Gregory Tucker worked as a teacher, and then as director of student life at Faith Christian Academy (FCA) for around 14 years. He regularly spoke out about his belief that racism was wrong, and in 2016, he used his personal social media platforms to express opposition to the racism he saw in the discourse around the elections. Around the same time, students at the school began targeting Mr. Tucker using racist slurs to describe him, in part because he had an adopted Black daughter. The students also targeted Black and Latinx students at the school, dressing in KKK hoods and holding mock executions of students of color, promoting Naziism in the classroom, and bullying students who tried to speak out.
In an attempt to stop this hatred, Tucker organized an anti-racism assembly for the school. After the assembly, a group of parents complained to the school administration, claiming their children—including those who had openly expressed neo-Nazi sympathies—were “harmed” by the assembly. FCA blamed Tucker, demoted him, and fired him soon after.
When Tucker filed a civil rights lawsuit against FCA—because it is illegal to fire your employees in retaliation for opposing racial discrimination—the school claimed that his suit was barred because he was a “minister.” Fortunately, the district court did not agree and said that his civil rights claims could go forward. But now the school is appealing that to the 10th Circuit.
Does this move by religious employers sound familiar? That’s because just last year, the Supreme Court decided a case on the ministerial exception. In that case, religious schools fired one teacher because of her age and another teacher because she needed time off related to her cancer treatment. The Supreme Court held that those teachers were “ministers” because they had several religion-related duties at the school. That means they lost their workplace civil rights protections. Here, FCA fired Tucker after he spoke out against racial harassment at the school and is now saying he is a minister to avoid taking responsibility for this discrimination and retaliation. NWLC filed an amicus brief in this case because Tucker, and others who oppose racial harassment and then get fired for it, deserve justice.
In order to strip Tucker of his civil rights, FCA is trying to use easy-to-manipulate documents, like hiring paperwork and employee guidebooks, to claim that all of their employees are ministers, including janitors and science teachers, because for example, they are supposed to present subjects like math from a “Christian perspective.” If the 10th Circuit lets FCA classify all of their employees as ministers, hundreds of thousands of teachers at religious schools across the country, and even more non-teacher employees at those schools, may lose their workplace civil rights and other workplace rights including to labor law overtime and other protections.
This is part of a larger movement, led by the Trump administration, to allow the use of religious objections to overtake the compelling interests of addressing and preventing discrimination.
NWLC has been a leader in the fight against the misuse of religion to harm workers and justify discrimination.
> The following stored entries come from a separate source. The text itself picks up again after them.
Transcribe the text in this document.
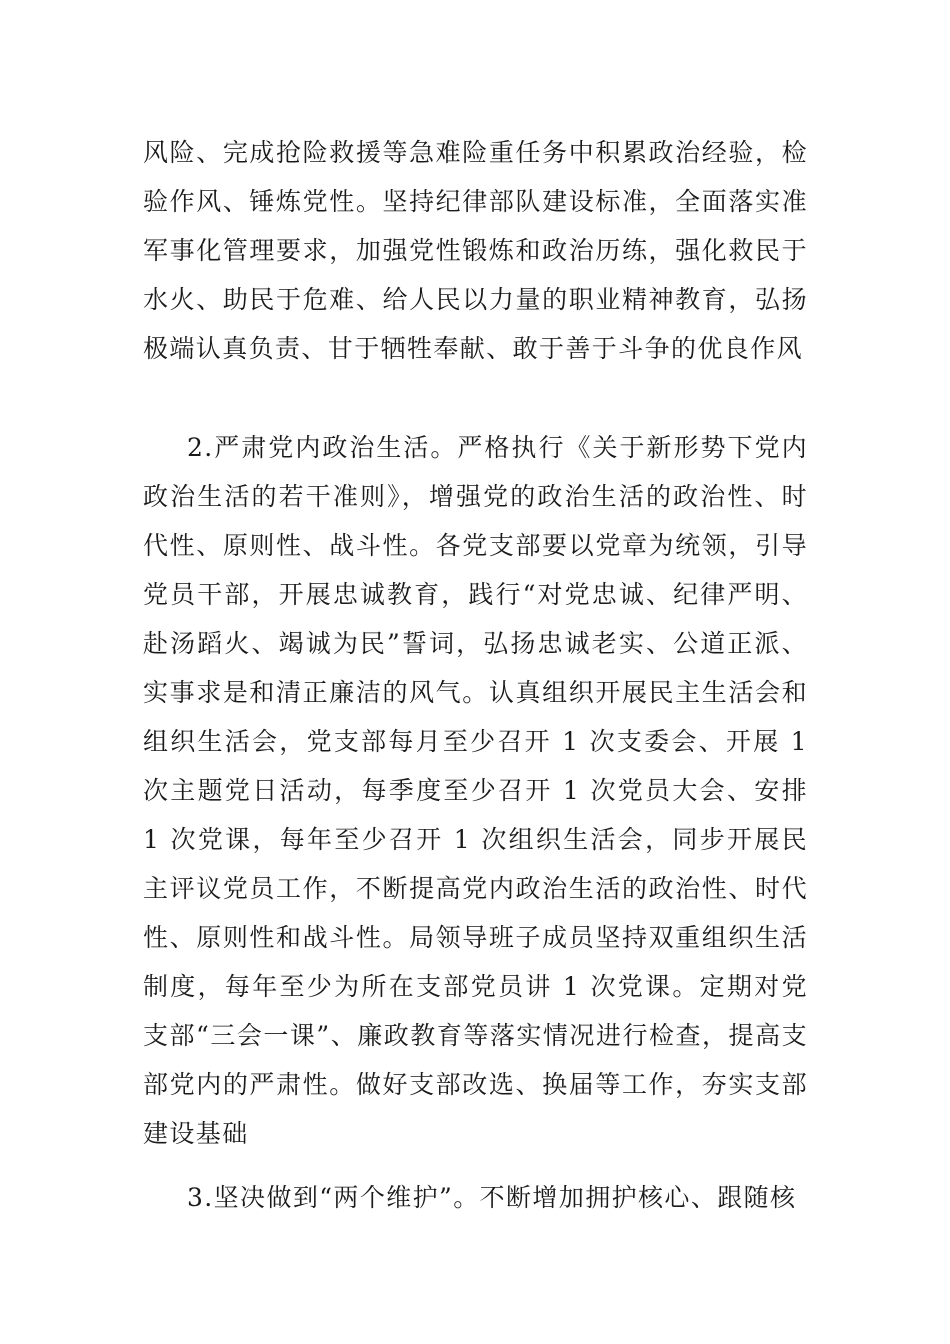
风险、完成抢险救援等急难险重任务中积累政治经验，检验作风、锤炼党性。坚持纪律部队建设标准，全面落实准军事化管理要求，加强党性锻炼和政治历练，强化救民于水火、助民于危难、给人民以力量的职业精神教育，弘扬极端认真负责、甘于牺牲奉献、敢于善于斗争的优良作风

2.严肃党内政治生活。严格执行《关于新形势下党内政治生活的若干准则》，增强党的政治生活的政治性、时代性、原则性、战斗性。各党支部要以党章为统领，引导党员干部，开展忠诚教育，践行“对党忠诚、纪律严明、赴汤蹈火、竭诚为民”誓词，弘扬忠诚老实、公道正派、实事求是和清正廉洁的风气。认真组织开展民主生活会和组织生活会，党支部每月至少召开 1 次支委会、开展 1 次主题党日活动，每季度至少召开 1 次党员大会、安排 1 次党课，每年至少召开 1 次组织生活会，同步开展民主评议党员工作，不断提高党内政治生活的政治性、时代性、原则性和战斗性。局领导班子成员坚持双重组织生活制度，每年至少为所在支部党员讲 1 次党课。定期对党支部“三会一课”、廉政教育等落实情况进行检查，提高支部党内的严肃性。做好支部改选、换届等工作，夯实支部建设基础

3.坚决做到“两个维护”。不断增加拥护核心、跟随核
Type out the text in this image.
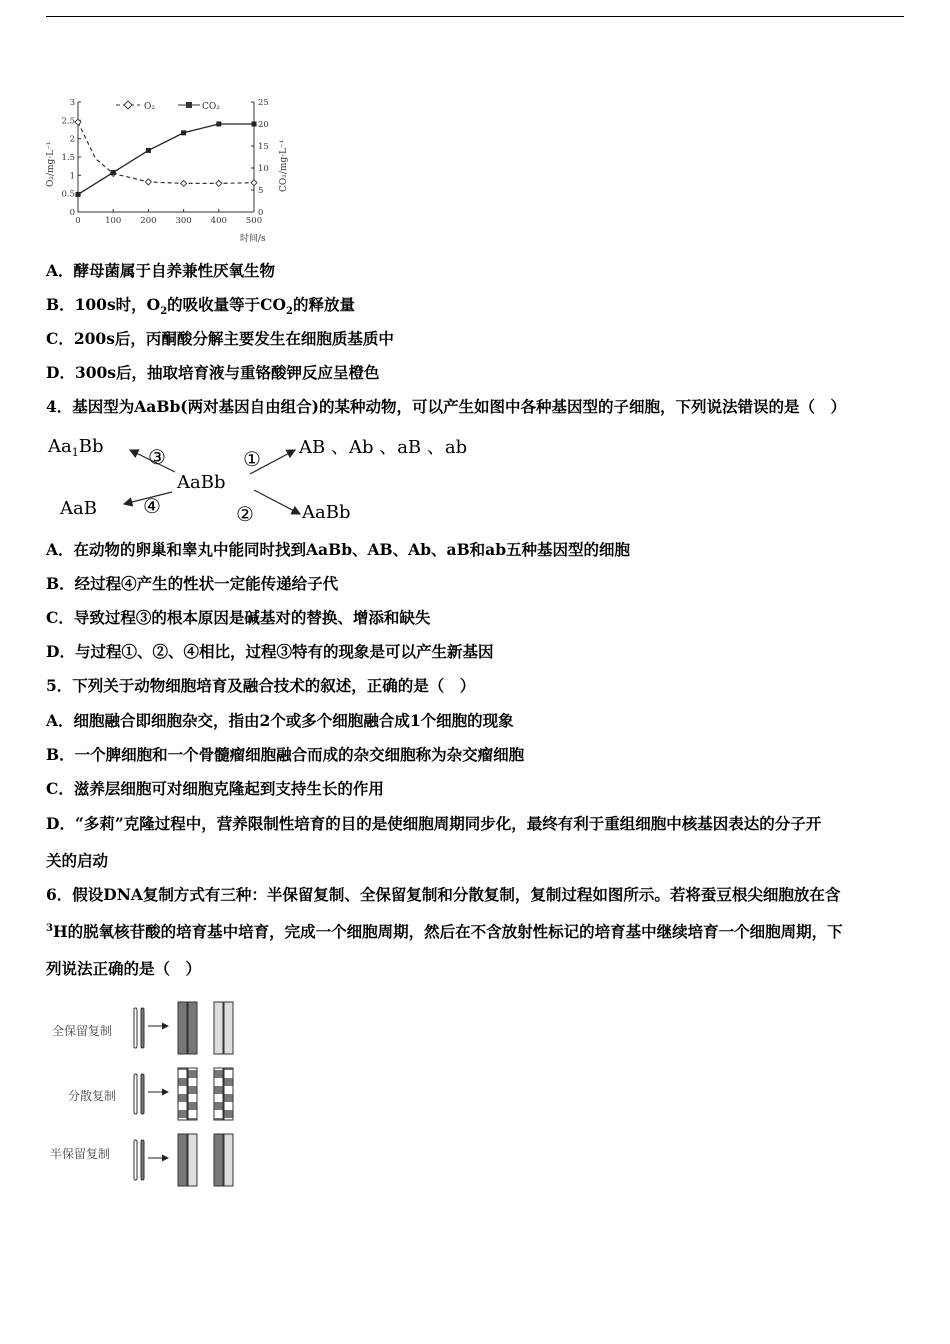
0	100 200 300 400 500
0
0.5
1
1.5
2
2.5
3
0
5
10
15
20
25
O₂	CO₂
O₂/mg·L⁻¹	CO₂/mg·L⁻¹
时间/s
A．酵母菌属于自养兼性厌氧生物
B．100s时，$O_2$的吸收量等于$CO_2$的释放量
C．200s后，丙酮酸分解主要发生在细胞质基质中
D．300s后，抽取培育液与重铬酸钾反应呈橙色
4．基因型为AaBb(两对基因自由组合)的某种动物，可以产生如图中各种基因型的子细胞，下列说法错误的是（　）
AaBb
① AB 、Ab 、aB 、ab
②	AaBb
③
$Aa_1Bb$
④
AaB
A．在动物的卵巢和睾丸中能同时找到AaBb、AB、Ab、aB和ab五种基因型的细胞
B．经过程④产生的性状一定能传递给子代
C．导致过程③的根本原因是碱基对的替换、增添和缺失
D．与过程①、②、④相比，过程③特有的现象是可以产生新基因
5．下列关于动物细胞培育及融合技术的叙述，正确的是（　）
A．细胞融合即细胞杂交，指由2个或多个细胞融合成1个细胞的现象
B．一个脾细胞和一个骨髓瘤细胞融合而成的杂交细胞称为杂交瘤细胞
C．滋养层细胞可对细胞克隆起到支持生长的作用
D．“多莉”克隆过程中，营养限制性培育的目的是使细胞周期同步化，最终有利于重组细胞中核基因表达的分子开
关的启动
6．假设DNA复制方式有三种：半保留复制、全保留复制和分散复制，复制过程如图所示。若将蚕豆根尖细胞放在含
$^3$H的脱氧核苷酸的培育基中培育，完成一个细胞周期，然后在不含放射性标记的培育基中继续培育一个细胞周期，下
列说法正确的是（　）
全保留复制
分散复制
半保留复制
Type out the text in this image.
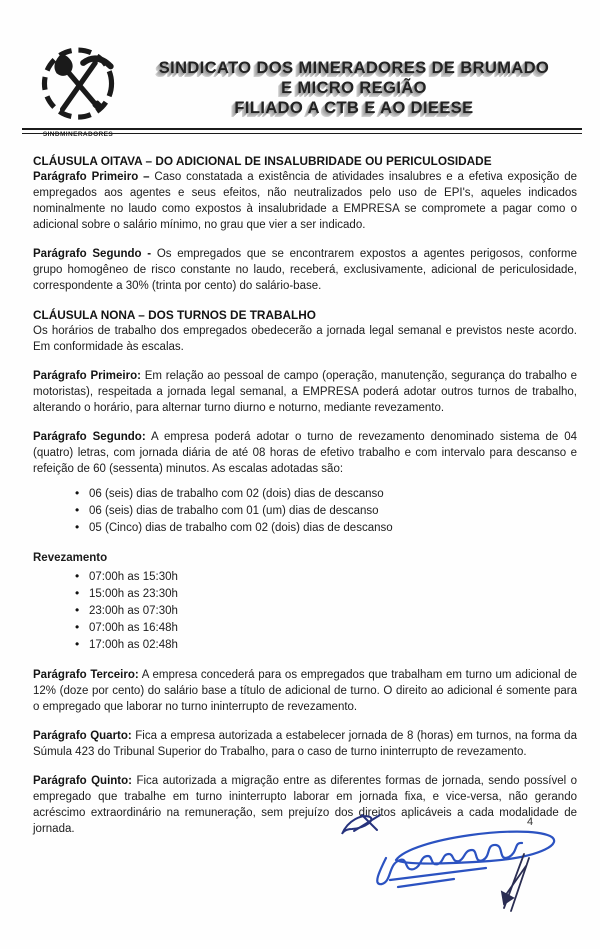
SINDMINERADORES
SINDICATO DOS MINERADORES DE BRUMADO
E MICRO REGIÃO
FILIADO A CTB E AO DIEESE
CLÁUSULA OITAVA – DO ADICIONAL DE INSALUBRIDADE OU PERICULOSIDADE

Parágrafo Primeiro – Caso constatada a existência de atividades insalubres e a efetiva exposição de empregados aos agentes e seus efeitos, não neutralizados pelo uso de EPI's, aqueles indicados nominalmente no laudo como expostos à insalubridade a EMPRESA se compromete a pagar como o adicional sobre o salário mínimo, no grau que vier a ser indicado.

Parágrafo Segundo - Os empregados que se encontrarem expostos a agentes perigosos, conforme grupo homogêneo de risco constante no laudo, receberá, exclusivamente, adicional de periculosidade, correspondente a 30% (trinta por cento) do salário-base.

CLÁUSULA NONA – DOS TURNOS DE TRABALHO

Os horários de trabalho dos empregados obedecerão a jornada legal semanal e previstos neste acordo. Em conformidade às escalas.

Parágrafo Primeiro: Em relação ao pessoal de campo (operação, manutenção, segurança do trabalho e motoristas), respeitada a jornada legal semanal, a EMPRESA poderá adotar outros turnos de trabalho, alterando o horário, para alternar turno diurno e noturno, mediante revezamento.

Parágrafo Segundo: A empresa poderá adotar o turno de revezamento denominado sistema de 04 (quatro) letras, com jornada diária de até 08 horas de efetivo trabalho e com intervalo para descanso e refeição de 60 (sessenta) minutos. As escalas adotadas são:

• 06 (seis) dias de trabalho com 02 (dois) dias de descanso
• 06 (seis) dias de trabalho com 01 (um) dias de descanso
• 05 (Cinco) dias de trabalho com 02 (dois) dias de descanso
Revezamento
• 07:00h as 15:30h
• 15:00h as 23:30h
• 23:00h as 07:30h
• 07:00h as 16:48h
• 17:00h as 02:48h

Parágrafo Terceiro: A empresa concederá para os empregados que trabalham em turno um adicional de 12% (doze por cento) do salário base a título de adicional de turno. O direito ao adicional é somente para o empregado que laborar no turno ininterrupto de revezamento.

Parágrafo Quarto: Fica a empresa autorizada a estabelecer jornada de 8 (horas) em turnos, na forma da Súmula 423 do Tribunal Superior do Trabalho, para o caso de turno ininterrupto de revezamento.

Parágrafo Quinto: Fica autorizada a migração entre as diferentes formas de jornada, sendo possível o empregado que trabalhe em turno ininterrupto laborar em jornada fixa, e vice-versa, não gerando acréscimo extraordinário na remuneração, sem prejuízo dos direitos aplicáveis a cada modalidade de jornada.

4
We opposed EEOC guidance and Department of Labor rules that would expand the ability of employers to use religion to discriminate. This is also a moment where employers should be encouraging trainings regarding anti-racism as well as systemic racism, white privilege, and implicit bias. In cases of offensive and severe racial harassment, like the vitriol present at FCA, employers and schools should be taking serious efforts to address such harms and to educate students of the risks that can come to all of us if such behavior is allowed to go unchecked. We cannot allow individuals who call out racism to be punished by employers who cite a phony “religious objection” to anti-racism assemblies, or to be deprived of their civil rights by superficial titles.
NWLC submits our brief in solidarity with, and with gratitude to, Mr. Tucker, his counsel at Americans United for Separation of Church and State, and all those who take the time, energy, and courage to fight back against racial harassment in their schools and workplaces.